Loneliness and Public Health: An Empirical and Ethical Inquiry into the Covid-I9 Pandemic and Beyond (FAG)
PhD Project | 01.10.2026 - 31.12.2026
Loneliness has emerged as a pressing public‑health concern, especially highlighted by the COVID‑19 pandemic. Its association with adverse health outcomes and its impact on a fulfilled, flourishing life render it an ethically relevant issue. The unprecedented social impact of pandemic measures during Covid-19 raises ethical questions about the role of loneliness in public health measures in future health emergencies. This doctoral thesis investigates loneliness from both empirical and normative perspectives, focusing on adolescents and young adults worldwide, Swiss residents who experienced loneliness during the pandemic, and the stakeholders who provided social support to them. It further inquires into the ethical implications of loneliness in the clinical setting beyond pandemic crises.
The empirical component comprises three parts: (1) a systematic review of qualitative research on pandemic‑related loneliness among youths, employing JBI meta‑aggregation to synthesize findings; (2) focus groups with Swiss professionals from the German and French-speaking parts of the country providing formal social support, exploring their experiences and views on mitigating loneliness; and (3) semi‑structured interviews with individuals who lived through the pandemic in Switzerland, capturing personal narratives of loneliness and isolation.
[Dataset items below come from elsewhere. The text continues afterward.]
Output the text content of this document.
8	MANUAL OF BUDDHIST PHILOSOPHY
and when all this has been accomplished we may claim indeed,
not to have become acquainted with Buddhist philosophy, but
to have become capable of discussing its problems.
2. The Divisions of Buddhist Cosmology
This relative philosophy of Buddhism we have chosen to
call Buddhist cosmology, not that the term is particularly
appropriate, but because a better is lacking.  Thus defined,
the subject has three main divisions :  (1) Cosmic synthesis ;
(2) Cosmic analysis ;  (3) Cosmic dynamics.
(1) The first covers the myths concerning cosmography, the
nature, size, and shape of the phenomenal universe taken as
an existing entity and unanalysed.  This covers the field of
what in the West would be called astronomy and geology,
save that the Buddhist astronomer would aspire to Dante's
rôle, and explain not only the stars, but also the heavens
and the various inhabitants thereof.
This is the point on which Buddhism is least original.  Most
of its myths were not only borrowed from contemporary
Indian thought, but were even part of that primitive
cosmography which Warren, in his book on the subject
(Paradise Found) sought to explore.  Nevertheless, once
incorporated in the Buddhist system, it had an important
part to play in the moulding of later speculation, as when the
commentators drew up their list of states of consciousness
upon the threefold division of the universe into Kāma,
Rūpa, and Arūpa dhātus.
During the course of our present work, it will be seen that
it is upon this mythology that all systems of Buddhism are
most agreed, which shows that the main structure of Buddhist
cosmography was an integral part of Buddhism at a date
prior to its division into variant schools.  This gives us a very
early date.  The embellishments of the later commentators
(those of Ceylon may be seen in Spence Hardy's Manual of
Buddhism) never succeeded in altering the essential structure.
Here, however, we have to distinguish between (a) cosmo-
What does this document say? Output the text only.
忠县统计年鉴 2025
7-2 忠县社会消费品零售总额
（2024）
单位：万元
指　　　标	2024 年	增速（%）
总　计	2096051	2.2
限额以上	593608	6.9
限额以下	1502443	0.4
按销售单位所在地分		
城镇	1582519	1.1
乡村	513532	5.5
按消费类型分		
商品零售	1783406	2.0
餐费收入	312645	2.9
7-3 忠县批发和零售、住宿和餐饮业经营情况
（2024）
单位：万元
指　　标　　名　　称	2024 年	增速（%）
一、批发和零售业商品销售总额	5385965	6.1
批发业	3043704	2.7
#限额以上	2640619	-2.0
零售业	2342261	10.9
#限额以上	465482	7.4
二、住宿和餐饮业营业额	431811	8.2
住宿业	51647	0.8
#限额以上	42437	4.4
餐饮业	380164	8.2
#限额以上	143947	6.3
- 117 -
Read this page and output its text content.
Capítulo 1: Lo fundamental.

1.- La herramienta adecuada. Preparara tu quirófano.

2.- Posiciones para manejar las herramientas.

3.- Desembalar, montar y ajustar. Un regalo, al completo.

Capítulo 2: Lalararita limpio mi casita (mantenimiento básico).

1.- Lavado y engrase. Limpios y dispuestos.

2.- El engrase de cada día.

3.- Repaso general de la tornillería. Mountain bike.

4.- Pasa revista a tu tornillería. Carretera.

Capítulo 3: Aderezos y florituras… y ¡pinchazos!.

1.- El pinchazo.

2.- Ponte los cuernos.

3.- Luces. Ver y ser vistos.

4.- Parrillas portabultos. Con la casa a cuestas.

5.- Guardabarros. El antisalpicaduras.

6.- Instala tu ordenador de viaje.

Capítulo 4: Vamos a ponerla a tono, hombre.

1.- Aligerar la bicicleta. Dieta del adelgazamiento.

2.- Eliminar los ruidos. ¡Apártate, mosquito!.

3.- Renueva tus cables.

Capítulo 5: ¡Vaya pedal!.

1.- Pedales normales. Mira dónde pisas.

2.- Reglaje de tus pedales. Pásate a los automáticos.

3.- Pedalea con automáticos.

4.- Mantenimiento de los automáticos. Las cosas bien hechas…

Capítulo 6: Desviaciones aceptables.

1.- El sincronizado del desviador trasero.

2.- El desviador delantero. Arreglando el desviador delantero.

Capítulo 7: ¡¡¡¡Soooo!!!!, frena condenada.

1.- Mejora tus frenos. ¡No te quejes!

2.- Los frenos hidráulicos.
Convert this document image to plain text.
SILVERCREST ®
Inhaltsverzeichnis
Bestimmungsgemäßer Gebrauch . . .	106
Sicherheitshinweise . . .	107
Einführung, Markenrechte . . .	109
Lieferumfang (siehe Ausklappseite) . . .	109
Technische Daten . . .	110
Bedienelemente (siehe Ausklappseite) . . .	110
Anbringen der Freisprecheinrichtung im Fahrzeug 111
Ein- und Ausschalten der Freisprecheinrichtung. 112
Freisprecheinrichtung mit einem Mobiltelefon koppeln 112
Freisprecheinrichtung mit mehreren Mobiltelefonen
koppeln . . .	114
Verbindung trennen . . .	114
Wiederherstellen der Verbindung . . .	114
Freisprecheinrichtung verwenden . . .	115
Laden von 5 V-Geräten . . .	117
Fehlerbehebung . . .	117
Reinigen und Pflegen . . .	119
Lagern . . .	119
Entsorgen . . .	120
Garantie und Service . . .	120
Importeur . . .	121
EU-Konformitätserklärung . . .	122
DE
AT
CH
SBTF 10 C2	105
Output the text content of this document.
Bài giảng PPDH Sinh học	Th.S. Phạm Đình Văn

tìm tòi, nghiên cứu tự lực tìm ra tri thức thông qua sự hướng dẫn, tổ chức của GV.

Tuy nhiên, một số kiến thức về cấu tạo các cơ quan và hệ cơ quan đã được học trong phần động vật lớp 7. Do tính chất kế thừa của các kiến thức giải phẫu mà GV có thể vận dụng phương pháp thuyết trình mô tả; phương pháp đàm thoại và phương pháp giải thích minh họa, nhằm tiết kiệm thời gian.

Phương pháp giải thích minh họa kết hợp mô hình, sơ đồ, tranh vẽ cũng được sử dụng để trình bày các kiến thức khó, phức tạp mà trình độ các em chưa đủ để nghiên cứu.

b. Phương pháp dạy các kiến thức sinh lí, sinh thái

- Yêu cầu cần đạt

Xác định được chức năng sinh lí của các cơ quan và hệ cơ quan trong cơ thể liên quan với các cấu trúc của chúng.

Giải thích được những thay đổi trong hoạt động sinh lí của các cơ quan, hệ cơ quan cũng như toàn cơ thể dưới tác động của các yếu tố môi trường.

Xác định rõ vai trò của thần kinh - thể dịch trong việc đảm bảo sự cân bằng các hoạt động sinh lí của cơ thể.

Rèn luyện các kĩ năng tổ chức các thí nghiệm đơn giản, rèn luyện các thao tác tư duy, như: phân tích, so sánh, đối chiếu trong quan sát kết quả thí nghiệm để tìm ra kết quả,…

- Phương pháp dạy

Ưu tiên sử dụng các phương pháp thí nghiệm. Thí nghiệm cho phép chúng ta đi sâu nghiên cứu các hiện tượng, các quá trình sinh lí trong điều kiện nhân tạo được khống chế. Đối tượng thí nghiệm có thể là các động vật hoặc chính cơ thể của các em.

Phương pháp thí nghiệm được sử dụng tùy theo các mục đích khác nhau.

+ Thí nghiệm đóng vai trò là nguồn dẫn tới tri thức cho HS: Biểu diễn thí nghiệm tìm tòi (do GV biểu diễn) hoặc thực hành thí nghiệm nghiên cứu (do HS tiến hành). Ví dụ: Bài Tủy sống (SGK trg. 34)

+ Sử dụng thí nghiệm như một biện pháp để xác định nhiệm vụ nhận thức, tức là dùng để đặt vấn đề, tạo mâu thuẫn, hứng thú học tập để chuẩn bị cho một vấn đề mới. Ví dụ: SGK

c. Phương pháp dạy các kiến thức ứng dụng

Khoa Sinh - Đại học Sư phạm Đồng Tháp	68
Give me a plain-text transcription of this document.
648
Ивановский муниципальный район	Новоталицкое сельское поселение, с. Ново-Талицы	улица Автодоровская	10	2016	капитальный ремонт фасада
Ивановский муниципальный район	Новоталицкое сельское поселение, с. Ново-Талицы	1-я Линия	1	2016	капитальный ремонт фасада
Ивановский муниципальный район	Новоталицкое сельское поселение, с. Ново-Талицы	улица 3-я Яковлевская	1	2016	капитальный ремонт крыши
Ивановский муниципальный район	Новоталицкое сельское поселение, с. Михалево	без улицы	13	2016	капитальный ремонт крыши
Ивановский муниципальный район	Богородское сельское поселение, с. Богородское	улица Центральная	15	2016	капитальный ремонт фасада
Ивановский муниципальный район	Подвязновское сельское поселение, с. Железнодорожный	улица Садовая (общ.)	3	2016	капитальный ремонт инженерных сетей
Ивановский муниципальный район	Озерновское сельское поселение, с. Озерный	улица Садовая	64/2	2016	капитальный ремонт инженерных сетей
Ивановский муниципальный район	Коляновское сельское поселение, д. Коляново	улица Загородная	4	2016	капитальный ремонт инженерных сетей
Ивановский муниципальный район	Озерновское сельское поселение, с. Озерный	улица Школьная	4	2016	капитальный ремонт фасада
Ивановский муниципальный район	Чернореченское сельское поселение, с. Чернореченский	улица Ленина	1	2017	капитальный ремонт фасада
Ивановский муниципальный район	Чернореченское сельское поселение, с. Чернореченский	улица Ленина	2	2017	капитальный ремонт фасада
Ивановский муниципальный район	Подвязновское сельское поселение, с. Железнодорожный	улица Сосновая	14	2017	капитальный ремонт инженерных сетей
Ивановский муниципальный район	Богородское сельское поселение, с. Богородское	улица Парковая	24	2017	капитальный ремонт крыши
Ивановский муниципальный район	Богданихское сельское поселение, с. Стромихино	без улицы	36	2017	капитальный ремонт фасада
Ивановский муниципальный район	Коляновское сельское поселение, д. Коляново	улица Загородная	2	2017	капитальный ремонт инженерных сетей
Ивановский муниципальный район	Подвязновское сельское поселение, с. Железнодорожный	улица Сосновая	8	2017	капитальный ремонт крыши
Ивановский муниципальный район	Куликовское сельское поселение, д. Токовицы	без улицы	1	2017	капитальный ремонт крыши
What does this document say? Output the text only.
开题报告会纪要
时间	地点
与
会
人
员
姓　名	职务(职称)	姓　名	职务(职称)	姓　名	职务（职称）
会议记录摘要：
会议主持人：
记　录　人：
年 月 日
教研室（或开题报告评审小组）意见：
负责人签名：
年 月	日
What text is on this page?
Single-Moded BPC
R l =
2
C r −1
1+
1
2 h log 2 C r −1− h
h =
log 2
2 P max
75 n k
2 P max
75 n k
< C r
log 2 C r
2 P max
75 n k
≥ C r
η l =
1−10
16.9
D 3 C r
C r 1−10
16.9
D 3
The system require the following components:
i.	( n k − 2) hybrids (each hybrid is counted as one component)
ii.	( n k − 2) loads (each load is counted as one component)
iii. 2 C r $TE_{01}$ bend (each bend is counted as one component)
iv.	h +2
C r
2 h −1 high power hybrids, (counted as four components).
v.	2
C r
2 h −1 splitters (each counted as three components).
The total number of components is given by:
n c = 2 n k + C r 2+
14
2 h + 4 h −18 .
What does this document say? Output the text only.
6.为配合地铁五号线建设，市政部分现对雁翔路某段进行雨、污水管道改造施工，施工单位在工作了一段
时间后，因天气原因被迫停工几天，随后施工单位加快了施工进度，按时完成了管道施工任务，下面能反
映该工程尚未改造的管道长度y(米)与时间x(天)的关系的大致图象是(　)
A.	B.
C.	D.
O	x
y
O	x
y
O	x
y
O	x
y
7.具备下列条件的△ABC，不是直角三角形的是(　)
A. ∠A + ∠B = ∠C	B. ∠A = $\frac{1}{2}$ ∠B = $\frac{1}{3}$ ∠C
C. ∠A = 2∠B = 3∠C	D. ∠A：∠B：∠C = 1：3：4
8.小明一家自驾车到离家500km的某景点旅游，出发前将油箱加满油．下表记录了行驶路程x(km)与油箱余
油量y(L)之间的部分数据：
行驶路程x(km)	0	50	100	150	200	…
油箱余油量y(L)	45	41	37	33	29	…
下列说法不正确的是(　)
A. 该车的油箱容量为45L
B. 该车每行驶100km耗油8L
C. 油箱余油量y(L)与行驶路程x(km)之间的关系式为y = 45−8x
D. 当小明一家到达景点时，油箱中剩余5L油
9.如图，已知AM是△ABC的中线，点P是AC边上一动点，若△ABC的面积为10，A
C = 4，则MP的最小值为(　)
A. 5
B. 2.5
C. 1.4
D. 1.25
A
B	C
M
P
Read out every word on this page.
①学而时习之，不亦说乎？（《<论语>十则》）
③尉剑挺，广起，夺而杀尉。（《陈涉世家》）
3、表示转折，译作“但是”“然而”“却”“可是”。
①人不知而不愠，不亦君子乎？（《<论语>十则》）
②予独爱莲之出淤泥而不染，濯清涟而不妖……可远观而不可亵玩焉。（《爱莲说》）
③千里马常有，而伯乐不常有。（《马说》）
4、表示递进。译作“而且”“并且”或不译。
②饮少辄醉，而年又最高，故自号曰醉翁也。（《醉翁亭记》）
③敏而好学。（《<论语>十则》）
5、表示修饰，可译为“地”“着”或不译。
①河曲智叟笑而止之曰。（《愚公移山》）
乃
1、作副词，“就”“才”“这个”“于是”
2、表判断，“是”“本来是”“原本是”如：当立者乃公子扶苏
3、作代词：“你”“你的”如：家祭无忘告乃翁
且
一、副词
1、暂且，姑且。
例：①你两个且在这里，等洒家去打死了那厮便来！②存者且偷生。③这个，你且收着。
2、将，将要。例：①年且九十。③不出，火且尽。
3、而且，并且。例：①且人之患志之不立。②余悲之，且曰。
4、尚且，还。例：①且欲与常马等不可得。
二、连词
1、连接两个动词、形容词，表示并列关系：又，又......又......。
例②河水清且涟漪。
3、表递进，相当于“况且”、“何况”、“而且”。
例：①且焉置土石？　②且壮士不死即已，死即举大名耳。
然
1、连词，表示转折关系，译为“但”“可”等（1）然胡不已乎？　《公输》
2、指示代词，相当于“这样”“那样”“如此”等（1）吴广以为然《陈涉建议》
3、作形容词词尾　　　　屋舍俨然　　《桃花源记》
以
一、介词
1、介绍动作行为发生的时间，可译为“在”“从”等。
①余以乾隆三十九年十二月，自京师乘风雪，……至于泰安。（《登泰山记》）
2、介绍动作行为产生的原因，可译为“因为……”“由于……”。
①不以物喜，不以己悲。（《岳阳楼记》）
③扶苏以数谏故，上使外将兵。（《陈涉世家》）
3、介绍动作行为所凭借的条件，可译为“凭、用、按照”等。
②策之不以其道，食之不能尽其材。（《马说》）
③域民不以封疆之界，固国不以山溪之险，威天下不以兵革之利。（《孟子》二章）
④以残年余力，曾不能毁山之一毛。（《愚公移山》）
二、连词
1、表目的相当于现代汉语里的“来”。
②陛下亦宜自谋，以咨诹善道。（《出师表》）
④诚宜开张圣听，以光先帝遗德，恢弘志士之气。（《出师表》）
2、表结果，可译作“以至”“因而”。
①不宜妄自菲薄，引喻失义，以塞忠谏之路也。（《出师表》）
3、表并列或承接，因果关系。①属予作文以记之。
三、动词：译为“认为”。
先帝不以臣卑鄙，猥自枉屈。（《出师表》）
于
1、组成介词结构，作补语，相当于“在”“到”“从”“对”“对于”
Building on Martha Nussbaum’s ‘Capabilities approach’—particularly her notion of affiliation—the first part of the normative analysis interrogates the ethical justification for incorporating the capability of affiliation into pandemic public‑health deliberations. The second normative part addresses loneliness in the clinical setting. It examines possible moral approaches for health care professionals regarding this issue, building on the capabilities approach and extending it to the concrete clinical encounter.
The dissertation aims to integrate empirical findings into normative analysis to build ethical recommendations for future pandemics suitable for the Swiss context and beyond. Qualitative data on Swiss residents’ loneliness experiences during Covid-19 are missing, and there is a lack of ethical analysis on the relevance of affiliation in public health planning. Embedded in the ‘National Research Program 80: Covid-19 in Society’ from the Swiss National Science Foundation, this dissertation intends to make a unique contribution to the current scientific discussion on pandemic planning, highlighting gaps in existing pandemic preparedness frameworks, which largely overlook affiliation, and providing high-quality first-hand insights from the Swiss context.